The first thing to do after compiling a prospective list of coach candidates it to contact each and interview them, either by phone or in person.
Don't be bashful to ask direct questions. Ask about coaching credentials, background in coaching, and about the various clinics, seminars, or private appointments history each coaching candidate may possess.

It helps to inquire if the coach has certifications such as USBC Bronze or Silver certifications. Bronze and Silver coaches have attended training seminars conducted by the USBC and are educated as to how they can best present their coaching knowledge to their students.
It must be stated that the best coaches nearby your area may not be USBC certified. Often times a former professional bowler has the skill and abilities to help someone improve their game.
There are successful coaches, perhaps among the very top coaches, who are not certified.

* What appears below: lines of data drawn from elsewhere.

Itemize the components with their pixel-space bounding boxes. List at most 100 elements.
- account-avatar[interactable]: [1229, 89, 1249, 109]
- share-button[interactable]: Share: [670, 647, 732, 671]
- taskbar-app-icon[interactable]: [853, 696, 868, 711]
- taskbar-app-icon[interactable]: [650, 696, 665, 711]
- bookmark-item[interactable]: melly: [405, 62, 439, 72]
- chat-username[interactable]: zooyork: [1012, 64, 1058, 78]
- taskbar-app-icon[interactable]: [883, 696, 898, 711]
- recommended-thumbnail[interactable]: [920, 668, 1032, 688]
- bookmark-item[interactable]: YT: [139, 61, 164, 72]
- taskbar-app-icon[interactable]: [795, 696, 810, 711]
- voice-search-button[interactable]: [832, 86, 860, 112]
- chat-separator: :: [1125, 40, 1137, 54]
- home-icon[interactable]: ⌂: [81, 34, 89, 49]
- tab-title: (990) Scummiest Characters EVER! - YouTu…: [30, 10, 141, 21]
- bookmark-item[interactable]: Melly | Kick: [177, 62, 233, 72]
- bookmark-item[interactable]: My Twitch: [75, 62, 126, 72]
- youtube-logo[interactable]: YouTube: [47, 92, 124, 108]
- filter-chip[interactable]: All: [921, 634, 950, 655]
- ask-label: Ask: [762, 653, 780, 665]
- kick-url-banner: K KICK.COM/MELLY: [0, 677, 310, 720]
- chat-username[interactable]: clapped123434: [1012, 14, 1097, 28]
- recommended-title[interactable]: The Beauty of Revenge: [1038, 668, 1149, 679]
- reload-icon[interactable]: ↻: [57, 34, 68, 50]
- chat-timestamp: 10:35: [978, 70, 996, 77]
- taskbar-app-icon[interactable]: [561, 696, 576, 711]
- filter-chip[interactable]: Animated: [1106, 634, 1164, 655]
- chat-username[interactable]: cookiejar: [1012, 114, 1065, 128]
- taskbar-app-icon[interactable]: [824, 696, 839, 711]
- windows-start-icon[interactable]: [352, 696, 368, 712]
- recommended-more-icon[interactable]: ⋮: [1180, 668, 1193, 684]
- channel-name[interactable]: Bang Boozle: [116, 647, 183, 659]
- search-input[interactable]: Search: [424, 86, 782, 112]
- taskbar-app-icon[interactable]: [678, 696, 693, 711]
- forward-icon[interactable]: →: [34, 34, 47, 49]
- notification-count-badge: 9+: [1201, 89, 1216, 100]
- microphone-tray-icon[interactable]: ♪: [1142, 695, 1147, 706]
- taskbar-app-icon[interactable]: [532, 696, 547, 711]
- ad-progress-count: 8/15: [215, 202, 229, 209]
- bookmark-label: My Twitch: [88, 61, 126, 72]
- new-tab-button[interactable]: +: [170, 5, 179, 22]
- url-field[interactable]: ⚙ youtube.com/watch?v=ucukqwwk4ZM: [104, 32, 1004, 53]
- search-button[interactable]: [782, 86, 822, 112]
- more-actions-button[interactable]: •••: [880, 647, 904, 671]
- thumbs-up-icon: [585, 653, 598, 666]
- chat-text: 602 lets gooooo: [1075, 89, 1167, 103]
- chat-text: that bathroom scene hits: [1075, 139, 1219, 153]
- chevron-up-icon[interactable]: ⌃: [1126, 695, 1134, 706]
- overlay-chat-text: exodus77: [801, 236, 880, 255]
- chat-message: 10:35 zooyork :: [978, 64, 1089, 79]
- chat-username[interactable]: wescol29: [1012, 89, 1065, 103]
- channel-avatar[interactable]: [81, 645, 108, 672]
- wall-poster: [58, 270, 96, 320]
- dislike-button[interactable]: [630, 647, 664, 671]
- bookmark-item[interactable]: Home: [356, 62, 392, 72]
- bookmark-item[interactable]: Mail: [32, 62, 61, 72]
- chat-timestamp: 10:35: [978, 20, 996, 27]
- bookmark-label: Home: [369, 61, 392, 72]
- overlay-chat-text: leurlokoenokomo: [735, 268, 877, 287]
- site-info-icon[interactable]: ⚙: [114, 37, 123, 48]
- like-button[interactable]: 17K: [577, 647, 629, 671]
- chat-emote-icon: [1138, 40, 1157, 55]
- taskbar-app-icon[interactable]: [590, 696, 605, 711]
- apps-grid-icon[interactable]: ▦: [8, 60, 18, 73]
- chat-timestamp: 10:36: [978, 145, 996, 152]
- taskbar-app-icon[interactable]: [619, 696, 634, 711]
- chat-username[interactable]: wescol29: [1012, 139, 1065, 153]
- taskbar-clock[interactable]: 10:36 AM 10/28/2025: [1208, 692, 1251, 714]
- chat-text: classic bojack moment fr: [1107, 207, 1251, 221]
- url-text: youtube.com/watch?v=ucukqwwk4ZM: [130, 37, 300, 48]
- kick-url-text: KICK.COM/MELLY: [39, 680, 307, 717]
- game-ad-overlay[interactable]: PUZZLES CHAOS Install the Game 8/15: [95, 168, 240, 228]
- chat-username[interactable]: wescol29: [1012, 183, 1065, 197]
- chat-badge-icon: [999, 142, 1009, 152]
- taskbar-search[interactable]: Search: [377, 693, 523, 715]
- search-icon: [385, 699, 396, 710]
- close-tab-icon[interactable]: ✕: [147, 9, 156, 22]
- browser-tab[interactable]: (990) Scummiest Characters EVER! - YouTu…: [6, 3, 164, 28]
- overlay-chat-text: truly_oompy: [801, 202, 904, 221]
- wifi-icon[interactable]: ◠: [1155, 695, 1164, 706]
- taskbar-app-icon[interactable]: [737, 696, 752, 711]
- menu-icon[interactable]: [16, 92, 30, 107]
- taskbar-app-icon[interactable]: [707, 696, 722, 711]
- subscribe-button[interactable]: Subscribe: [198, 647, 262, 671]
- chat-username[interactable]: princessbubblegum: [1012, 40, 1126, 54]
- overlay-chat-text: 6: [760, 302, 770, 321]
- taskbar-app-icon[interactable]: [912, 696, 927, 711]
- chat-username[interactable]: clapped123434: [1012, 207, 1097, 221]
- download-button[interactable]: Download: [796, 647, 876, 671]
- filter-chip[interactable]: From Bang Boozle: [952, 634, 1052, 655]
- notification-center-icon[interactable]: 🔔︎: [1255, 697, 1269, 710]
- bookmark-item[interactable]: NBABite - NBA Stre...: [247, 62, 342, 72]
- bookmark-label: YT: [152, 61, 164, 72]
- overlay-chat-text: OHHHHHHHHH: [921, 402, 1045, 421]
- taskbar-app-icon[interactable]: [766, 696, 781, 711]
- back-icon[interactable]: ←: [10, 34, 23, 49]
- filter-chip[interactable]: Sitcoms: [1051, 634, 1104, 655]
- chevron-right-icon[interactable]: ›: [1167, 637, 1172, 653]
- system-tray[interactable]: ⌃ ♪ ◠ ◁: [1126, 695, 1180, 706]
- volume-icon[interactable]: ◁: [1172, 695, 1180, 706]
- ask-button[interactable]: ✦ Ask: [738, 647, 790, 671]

However, remember that bowling is supposed to be fun so perhaps a “drill sergeant” coach might not be the best option?
If you spend a bit of time asking your teammates, friends, or bowling center personnel for names of recommended coaches, you likely will get enough options to begin the interviewing process.
Try to find someone with whom you feel comfortable communicating. If you are senior bowler, you might want to find a coach equally seasoned and who understands the flexibility issues seniors experience.
If you have other physical limitations, it is important to communicate these matters with your prospective coach before making the decision to hire their services.
Once you have made your choice, attend your first coaching session open minded and willing to work. Document what you learn and which tips are given to help you structure a new practice routine. Finding the right coach for you can make all the difference.